Imagine if this letter told parishes with high obesity rates they better sue local fast food restaurants within 30 days to get a settlement to pay for Medicaid costs or else. What if the letter said that parishes had to sue local contractors within 30 days due to infrastructure they built that influenced the natural flow of water or else the state would do it for them?
Are local paper mills, farmers and auto dealers next to be sued by Louisiana government for coastal erosion or global warming? Are local gun manufacturers and sporting goods stores next in line for contributing to violent crime? What about prescribing health care professionals and local pharmacies for the drug epidemic that plagues too many of our communities?
This template of state government forcing local government to sue local industry and blame them for large societal challenges is unprecedented, and it is sure to send shock waves across the country. What Louisiana business can honestly look in the mirror without questioning whether they are next on the chopping block if such a lawsuit gameplan is perpetuated by our elected leaders?
If the governor’s plan works, the game is on.
Creative trial lawyers will start working the white board in their conference rooms to find the next bonanza to use the governor’s template. Restaurants, contractors, hospitals beware. Transportation companies watch out. The seafood industry is on notice. No business, small or large, is safe in the new Louisiana if it is easy to force parishes to sue a valid company for conducting legal activities within their parish lines, or simply watch the state do it for them.
We are better than this. If any company from any industry operates in violation of a permit or illegally operates without one altogether, then justice should be sought. But that is not what we are talking about here. This effort is more about blaming a viable industry for a challenging public problem and using taxpayer-funded governmental lawsuits to shake them down. This is poor public policy and a toxic message to send to the rest of the nation about what it means to operate in Louisiana.

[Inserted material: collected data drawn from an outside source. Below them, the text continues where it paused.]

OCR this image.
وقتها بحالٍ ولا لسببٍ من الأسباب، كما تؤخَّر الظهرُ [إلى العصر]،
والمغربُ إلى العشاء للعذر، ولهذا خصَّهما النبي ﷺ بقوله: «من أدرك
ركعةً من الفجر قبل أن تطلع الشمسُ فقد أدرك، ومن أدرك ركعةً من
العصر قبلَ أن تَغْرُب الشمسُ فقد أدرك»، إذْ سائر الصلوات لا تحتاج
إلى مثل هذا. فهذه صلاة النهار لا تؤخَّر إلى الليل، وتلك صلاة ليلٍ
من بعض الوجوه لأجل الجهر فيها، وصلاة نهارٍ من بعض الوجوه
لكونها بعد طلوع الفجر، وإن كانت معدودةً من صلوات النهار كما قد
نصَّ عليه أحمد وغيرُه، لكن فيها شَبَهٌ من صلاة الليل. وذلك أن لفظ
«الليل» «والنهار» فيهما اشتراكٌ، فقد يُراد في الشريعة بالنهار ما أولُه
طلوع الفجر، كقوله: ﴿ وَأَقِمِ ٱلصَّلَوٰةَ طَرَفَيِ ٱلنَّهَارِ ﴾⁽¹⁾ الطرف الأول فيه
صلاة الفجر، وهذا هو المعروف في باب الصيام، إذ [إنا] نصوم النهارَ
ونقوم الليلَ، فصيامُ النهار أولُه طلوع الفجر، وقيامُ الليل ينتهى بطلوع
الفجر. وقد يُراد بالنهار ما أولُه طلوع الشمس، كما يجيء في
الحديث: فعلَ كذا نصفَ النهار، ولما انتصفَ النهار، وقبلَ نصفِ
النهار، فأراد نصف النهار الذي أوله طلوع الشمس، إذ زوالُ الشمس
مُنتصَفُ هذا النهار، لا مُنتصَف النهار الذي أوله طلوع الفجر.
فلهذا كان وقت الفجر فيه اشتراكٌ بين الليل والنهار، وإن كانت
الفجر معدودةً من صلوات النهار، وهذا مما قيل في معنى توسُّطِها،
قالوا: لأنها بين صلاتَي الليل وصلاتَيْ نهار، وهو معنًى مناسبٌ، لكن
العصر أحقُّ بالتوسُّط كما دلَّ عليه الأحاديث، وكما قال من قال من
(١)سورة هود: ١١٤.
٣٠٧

Louisiana is a great place to live and work. Our people are second to none and our resources are rich and diverse. This should be a magnet for investment and growth. We should absolutely be the economic engine of the South. Instead, our economy is running on fumes while we continuously throw sand in our gears through a long history of actions just like this.
This time, it has gone too far. This time, we have to say enough is enough.
Stephen Waguespack is the president of the Louisiana Association of Business and Industry.